Influence of Cr and W addition on microstructure and mechanical properties of multi-step sintered Mo2FeB2-based cermets

Abstract

The influence of Cr and W addition on microstructure and mechanical properties of Mo2FeB2-based cermets, prepared by multi-step sintering, is systematically evaluated by XRD, SEM, EDS, and TEM. After liquid-phase sintering, the final microstructure of Cr-doped Mo2FeB2-based cermets is similar to that of traditional Mo2FeB2-based cermets. The cermet, with 2.5% Cr content, exhibits superior comprehensive mechanical properties, i.e., Rockwell hardness, transverse rupture strength (TRS) and fracture toughness of 87.6 HRA, 2179 MPa and 21.7 MPa m1/2, respectively. In contrast, for W-doped Mo2FeB2-based cermets, a large amount of W-enriched (Mo,Fe,W)3B2 solid solutions precipitated around undissolved Mo2FeB2 particles, resulting in the formation of black core/gray rim structure. Particularly, a transition layer, with several atomic layer thickness, is observed between (Mo,Fe,W)3B2 rim phase and Fe-based binder phase, which corresponds to B-deficient (Mo,Fe,W)3B2−x orthorhombic boride phase.

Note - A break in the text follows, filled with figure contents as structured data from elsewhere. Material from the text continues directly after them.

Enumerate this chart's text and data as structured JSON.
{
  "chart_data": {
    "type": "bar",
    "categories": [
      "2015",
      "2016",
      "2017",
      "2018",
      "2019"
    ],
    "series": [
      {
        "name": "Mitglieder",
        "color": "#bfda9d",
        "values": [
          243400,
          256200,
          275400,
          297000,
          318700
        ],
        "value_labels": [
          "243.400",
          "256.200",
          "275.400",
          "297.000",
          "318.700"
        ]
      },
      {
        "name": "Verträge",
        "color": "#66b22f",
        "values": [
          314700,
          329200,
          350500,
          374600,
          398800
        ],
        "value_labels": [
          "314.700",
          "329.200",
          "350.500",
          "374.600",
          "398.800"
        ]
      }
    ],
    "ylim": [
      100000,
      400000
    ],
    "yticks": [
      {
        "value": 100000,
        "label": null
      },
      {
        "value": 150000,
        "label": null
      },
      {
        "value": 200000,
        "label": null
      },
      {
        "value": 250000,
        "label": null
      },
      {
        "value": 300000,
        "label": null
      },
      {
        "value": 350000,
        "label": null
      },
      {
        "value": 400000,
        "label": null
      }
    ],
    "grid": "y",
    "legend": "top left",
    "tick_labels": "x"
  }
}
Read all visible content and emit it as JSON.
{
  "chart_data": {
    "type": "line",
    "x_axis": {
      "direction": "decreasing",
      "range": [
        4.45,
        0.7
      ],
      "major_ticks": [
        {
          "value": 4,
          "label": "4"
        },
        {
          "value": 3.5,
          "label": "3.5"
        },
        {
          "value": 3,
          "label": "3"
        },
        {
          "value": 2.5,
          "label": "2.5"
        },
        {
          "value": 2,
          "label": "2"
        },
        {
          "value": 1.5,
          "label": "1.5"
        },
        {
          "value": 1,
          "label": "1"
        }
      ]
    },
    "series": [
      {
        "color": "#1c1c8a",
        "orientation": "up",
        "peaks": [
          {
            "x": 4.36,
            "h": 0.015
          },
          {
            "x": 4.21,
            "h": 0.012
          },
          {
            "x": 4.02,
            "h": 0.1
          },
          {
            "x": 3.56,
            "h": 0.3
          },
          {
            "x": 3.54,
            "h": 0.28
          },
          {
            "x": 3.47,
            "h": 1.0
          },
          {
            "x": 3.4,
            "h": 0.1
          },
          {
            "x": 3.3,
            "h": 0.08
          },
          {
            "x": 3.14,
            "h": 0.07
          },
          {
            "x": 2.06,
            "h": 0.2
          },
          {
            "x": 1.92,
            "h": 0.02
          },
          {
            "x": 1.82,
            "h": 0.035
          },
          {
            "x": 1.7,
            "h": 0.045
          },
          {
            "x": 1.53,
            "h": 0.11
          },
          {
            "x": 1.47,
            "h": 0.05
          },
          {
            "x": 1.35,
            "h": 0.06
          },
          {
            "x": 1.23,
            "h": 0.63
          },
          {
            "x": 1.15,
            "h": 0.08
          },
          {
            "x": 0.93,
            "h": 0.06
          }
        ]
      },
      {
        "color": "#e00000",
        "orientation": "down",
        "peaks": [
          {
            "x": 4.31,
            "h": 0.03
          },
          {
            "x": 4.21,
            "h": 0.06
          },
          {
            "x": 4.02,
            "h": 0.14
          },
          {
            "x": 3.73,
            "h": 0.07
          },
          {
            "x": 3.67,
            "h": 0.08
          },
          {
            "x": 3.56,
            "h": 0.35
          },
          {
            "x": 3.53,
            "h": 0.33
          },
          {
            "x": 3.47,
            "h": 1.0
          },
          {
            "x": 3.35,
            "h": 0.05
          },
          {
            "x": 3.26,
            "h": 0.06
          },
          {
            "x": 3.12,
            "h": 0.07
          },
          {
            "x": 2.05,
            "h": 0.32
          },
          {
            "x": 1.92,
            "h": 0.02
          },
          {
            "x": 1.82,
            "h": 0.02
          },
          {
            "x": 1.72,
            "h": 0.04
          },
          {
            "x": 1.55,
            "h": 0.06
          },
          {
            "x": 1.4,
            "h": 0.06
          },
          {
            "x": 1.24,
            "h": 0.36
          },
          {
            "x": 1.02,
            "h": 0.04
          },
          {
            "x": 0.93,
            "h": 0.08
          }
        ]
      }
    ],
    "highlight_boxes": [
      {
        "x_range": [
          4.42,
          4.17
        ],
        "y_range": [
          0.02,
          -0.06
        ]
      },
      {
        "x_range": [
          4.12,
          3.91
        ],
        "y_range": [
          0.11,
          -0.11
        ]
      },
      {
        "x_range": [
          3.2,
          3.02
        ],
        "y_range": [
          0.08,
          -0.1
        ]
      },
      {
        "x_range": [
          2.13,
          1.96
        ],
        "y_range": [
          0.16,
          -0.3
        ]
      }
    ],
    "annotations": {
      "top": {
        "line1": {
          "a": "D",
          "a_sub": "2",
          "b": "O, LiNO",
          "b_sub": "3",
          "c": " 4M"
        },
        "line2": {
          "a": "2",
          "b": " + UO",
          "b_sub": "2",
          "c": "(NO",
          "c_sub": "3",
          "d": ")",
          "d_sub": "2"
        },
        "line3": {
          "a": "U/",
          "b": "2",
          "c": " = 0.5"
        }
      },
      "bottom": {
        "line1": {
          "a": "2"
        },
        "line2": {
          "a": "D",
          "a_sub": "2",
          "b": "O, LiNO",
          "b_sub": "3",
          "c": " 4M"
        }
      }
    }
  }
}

Moreover, the lattice mismatch between (Mo,Fe,W)3B2 and (Mo,Fe,W)3B2−x is found to be 1.9%. When doped with 5 wt% W, Mo2FeB2-based cermet exhibit superior comprehensive mechanical properties with Rockwell hardness of 84.6 HRA, TRS of 2088 MPa and fracture toughness of 24.4 MPa m1/2. The increase of fracture toughness (KIC) can be ascribed to the presence of W-rich transition layer.